Here is a quote attributed to Elizabeth Warren that, I think sums up pretty well why taxes, properly done, are the opposite of wrong.

Source

Government should not tax “mournfully” or “apologetically.” Government should tax deliberately and wisely, with a long view to the common weal that profit driven businesses cannot or will not exercise.

Downstream recipients should be grateful, but the proper expression of their gratitude should not be a reluctance to receive the benefits of living in a prosperous culture, but rather their gratitude should be expressed by a firm resolve to pay it forward.


#12

But once Bill’s charters (cough-backdoor privatization-cough) are “proven” to be better performing than the (funding-gutted) public schools, and a tiered system of private schools is finally put in place, the well-to-do children of the higher earning brackets of these corporations will finally get the schools they deserve, as will the plebs. I don’t see the problem…


#13

Unless that one who is entitled is a corporation that has succesfully externalized a large swath of its costs

Then solve that problem with a laser-like focus.

“… you didn’t build that …”

That is beneath needing to respond.

Government should tax deliberately and wisely, with a long view to the common weal that profit driven businesses cannot or will not exercise.

Governments are not generally competent to work with that “long view to the common weal”. That is not surprising, after all they have little skin in the game.


#14

I’m a bit confused here…

You were the first person in this thread who used the phrase “you didn’t build that”
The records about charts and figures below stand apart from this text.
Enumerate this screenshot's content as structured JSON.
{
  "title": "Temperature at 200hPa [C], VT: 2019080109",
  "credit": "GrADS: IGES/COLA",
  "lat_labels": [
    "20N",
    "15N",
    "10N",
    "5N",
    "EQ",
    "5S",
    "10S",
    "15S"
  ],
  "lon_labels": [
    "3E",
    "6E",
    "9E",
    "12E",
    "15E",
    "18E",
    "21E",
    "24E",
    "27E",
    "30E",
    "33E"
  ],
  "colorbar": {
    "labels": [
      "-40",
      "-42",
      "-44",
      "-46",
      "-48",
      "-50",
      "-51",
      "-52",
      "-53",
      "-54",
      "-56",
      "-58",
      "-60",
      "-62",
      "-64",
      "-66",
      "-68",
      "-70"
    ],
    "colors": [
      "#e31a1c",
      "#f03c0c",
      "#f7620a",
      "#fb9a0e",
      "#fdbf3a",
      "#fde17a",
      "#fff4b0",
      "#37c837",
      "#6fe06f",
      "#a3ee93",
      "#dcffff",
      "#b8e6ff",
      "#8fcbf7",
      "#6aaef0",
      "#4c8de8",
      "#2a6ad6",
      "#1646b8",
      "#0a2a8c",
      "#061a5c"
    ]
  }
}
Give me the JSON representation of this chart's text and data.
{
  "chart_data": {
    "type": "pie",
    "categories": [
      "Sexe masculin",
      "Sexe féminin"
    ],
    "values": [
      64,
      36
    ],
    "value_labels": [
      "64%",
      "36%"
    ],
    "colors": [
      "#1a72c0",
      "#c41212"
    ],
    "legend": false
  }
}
Who exactly were you not responding to because it was beneath you?


#15

What, you mean with laws?


#16

But it’s trickle down!! Though I’m not sure what is trickling down.


#17

Tax breaks are only a good thing if there is some tangible societal benefit from not paying one’s responsibility to the general public. A company having more wealth is not one of them.


#18

That’s pretty much what the 1% wants. A place where the rich are separate from the poor and GUNS FOR EVERYONE!

probably the same policies the lobbyists bought.

Maybe the poor person he doesn’t like?


#19

Who exactly were you not responding to because it was beneath you?

Warren - or Obama’s succinct paraphrase.


#20

Exactly. In Boeing’s case it’s all about competing with Airbus. Boeing has complained about Airbus getting euro subsidies and in Boeing’s opinion, making the playing field unfair. Make no mistake Boeing lobbyists have worked hard for their money (pun intended) not for educations sake but to try anything to gain an advantage over Airbus.